Ciudad del Vaticano. Cuando la impresión era que el cónclave, por sus características inéditas de 133 electores de 71 naciones, 21 de los cuales apenas habían sido creados por Francisco en diciembre y una mayoría no se había visto nunca entre sí, lo que por primera vez llevó a que les pusieran gafetes con nombre, foto, bandera y país de origen para que al verse supieran con quiénes estaban hablando, se prolongaría más que los dos días de los celebrados en este siglo, abril de 2005 a Joseph Ratzinger y marzo de 2013, Jorge Bergoglio, pues ayer aquí los tiempos se repitieron y en la cuarta votación, la primera de la tarde, la pequeña chimenea de la capilla Sixtina anunció al mundo que ya había un nuevo obispo de Roma; eran las 18:07 y una oleada de emociones cubrió a los miles que llenaban la plaza de San Pedro, la de Pío XII, comenzaban a atestar la vía de la Conciliación y rebasaba el puente del Ángel, que cruza el Tíber.
El momento de la fumata bianca fue confirmado por el repicar de las campanas de la Basílica de San Pedro, tañer que fue alcanzando los campanarios de todas las iglesias romanas.
Ya habían elegido, pues, al papa 267, tras el fallecimiento de Francisco el lunes 21 del mes pasado.
Y entonces a esperar al elegido.
Fue poco más de una hora después, a las 19:13, cuando se corrieron las cortinas de la ventana central de la Basílica de San Pedro acompañado de un clamor que hacía inminente el anuncio y así, en medio de una plaza conmocionada, se asomó el cardenal protodiácono, el francés Dominique Mamberti, quien exclamó por el sonido local: ¡Habemus papam!

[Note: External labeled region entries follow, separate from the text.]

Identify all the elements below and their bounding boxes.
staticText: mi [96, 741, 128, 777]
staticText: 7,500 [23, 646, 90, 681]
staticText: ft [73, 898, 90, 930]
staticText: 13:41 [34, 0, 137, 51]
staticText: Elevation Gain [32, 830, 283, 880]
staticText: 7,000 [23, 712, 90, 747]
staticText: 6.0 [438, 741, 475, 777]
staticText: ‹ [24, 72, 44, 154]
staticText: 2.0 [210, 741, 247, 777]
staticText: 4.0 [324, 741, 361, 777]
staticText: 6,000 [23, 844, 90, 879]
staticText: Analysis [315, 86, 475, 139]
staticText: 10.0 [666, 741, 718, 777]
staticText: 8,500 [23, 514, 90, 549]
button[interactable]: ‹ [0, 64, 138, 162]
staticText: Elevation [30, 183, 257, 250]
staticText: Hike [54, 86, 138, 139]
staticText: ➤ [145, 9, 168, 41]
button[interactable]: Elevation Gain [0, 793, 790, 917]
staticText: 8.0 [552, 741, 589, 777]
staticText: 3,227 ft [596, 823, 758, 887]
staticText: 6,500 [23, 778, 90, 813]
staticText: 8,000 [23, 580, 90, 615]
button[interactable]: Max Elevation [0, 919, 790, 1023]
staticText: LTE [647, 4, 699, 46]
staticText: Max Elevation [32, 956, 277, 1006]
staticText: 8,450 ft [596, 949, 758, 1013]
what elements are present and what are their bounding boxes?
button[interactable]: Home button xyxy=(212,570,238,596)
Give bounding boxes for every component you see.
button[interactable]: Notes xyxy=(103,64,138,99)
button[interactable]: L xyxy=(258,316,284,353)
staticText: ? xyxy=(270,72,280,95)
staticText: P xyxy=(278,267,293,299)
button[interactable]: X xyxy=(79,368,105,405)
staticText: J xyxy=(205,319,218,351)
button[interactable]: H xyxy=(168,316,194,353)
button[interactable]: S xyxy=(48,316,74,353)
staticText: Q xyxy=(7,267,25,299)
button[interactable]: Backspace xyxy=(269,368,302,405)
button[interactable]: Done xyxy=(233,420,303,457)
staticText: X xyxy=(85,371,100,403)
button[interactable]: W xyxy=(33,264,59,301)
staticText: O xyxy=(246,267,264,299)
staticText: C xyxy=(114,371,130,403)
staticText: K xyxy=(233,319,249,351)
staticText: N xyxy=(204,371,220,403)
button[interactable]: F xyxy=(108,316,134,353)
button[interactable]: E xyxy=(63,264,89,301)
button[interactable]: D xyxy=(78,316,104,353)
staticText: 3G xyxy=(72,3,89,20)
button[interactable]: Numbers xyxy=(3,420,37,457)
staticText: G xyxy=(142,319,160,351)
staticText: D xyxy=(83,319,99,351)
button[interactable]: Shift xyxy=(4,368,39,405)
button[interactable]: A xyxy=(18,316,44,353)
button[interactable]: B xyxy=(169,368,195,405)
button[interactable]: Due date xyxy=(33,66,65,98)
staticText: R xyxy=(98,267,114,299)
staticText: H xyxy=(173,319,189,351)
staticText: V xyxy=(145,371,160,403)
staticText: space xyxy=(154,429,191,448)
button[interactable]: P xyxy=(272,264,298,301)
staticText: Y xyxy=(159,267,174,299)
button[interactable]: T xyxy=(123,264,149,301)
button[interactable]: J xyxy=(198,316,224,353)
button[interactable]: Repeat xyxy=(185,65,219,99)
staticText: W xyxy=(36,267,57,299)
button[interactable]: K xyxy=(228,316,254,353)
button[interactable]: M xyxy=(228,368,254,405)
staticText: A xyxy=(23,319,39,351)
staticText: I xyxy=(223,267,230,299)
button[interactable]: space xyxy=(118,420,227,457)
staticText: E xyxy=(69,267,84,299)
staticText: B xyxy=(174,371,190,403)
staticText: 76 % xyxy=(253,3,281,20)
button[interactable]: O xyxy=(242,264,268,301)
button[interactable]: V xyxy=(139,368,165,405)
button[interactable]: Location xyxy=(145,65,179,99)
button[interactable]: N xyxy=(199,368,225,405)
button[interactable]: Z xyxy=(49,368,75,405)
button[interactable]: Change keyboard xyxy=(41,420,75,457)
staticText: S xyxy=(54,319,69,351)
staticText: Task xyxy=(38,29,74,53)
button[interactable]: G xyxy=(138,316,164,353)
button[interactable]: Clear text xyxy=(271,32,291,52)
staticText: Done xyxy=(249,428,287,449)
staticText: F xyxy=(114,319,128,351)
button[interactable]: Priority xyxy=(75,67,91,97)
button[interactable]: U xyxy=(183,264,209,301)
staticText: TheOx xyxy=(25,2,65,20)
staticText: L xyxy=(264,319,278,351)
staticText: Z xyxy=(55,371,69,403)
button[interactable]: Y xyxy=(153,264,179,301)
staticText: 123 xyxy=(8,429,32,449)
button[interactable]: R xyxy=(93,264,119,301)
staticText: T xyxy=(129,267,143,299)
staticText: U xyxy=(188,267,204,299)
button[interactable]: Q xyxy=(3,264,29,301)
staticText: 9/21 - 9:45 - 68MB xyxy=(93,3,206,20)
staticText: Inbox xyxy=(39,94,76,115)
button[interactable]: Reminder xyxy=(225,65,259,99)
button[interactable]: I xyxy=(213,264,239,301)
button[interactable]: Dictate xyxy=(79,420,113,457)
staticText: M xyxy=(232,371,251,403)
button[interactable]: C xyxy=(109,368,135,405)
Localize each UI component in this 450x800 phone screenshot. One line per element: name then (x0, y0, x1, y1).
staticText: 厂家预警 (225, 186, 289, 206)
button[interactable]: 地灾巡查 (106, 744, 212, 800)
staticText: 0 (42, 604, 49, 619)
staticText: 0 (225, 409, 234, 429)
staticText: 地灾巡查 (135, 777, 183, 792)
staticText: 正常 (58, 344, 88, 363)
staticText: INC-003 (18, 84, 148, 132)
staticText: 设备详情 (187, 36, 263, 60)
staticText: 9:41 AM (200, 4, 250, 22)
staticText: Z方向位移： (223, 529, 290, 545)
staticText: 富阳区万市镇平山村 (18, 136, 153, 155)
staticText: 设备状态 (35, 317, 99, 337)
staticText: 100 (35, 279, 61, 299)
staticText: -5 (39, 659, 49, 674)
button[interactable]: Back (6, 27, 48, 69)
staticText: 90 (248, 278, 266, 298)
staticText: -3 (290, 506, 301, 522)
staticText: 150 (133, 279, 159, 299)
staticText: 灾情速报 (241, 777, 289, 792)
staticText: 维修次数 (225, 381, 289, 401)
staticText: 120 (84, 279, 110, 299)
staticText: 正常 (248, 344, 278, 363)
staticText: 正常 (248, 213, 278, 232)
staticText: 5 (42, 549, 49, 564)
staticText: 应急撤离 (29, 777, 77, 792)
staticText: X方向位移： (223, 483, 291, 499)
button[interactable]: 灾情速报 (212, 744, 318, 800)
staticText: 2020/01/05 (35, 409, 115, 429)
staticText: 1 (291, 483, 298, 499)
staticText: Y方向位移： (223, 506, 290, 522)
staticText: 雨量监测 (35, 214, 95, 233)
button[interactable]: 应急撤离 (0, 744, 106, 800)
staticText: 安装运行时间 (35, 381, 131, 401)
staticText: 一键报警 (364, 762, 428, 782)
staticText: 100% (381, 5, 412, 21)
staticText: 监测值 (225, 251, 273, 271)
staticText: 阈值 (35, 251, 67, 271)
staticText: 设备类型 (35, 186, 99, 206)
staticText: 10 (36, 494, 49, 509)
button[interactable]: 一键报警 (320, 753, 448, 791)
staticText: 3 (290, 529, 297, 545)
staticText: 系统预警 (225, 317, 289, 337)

Y enseguida: Annuntio vobis gaudium magnum, ¡Habemus papam! Eminnentissimum ac reverendissimum Dominum. Dominum Roberto Franciscum Sanctae Romanae Ecclesiae Cardenalem Prevost, qui sibi nomen imposuit Leonem Decimum Quartum.
Y de nuevo la asamblea, sin identificar al ungido, se desbordó.
Luego sabríamos los que habíamos dicho que no sería estadunidense ni latinoamericano que se trataba del cardenal Robert Francis Prevost, nacido en Chicago y con obra misionera y pastoral en Perú, cuya nacionalidad asumió.
Salió al balcón con todos los ornamentos, detrás de la cruz alta, y mandó su primer mensaje; dejó ver que era el papa que más allá de la Iglesia, del mundo del hoy y del mañana que ya nos arrolla, será el papa que esta nueva era global necesita.
Leyendo un texto que habría escrito tras ser elegido, pidió construir puentes de paz y de amor, recordó la valentía de su antecesor. Como sus pares en las congregaciones previas, destacó la importancia de la unidad y llamó a ser una Iglesia misionera.
El último papa agustino fue el veneciano Eugenio IV (1421-47) y que, como el mundo, esta orden supo adecuarse a los nuevos tiempos. Lo vemos hoy, 600 años después.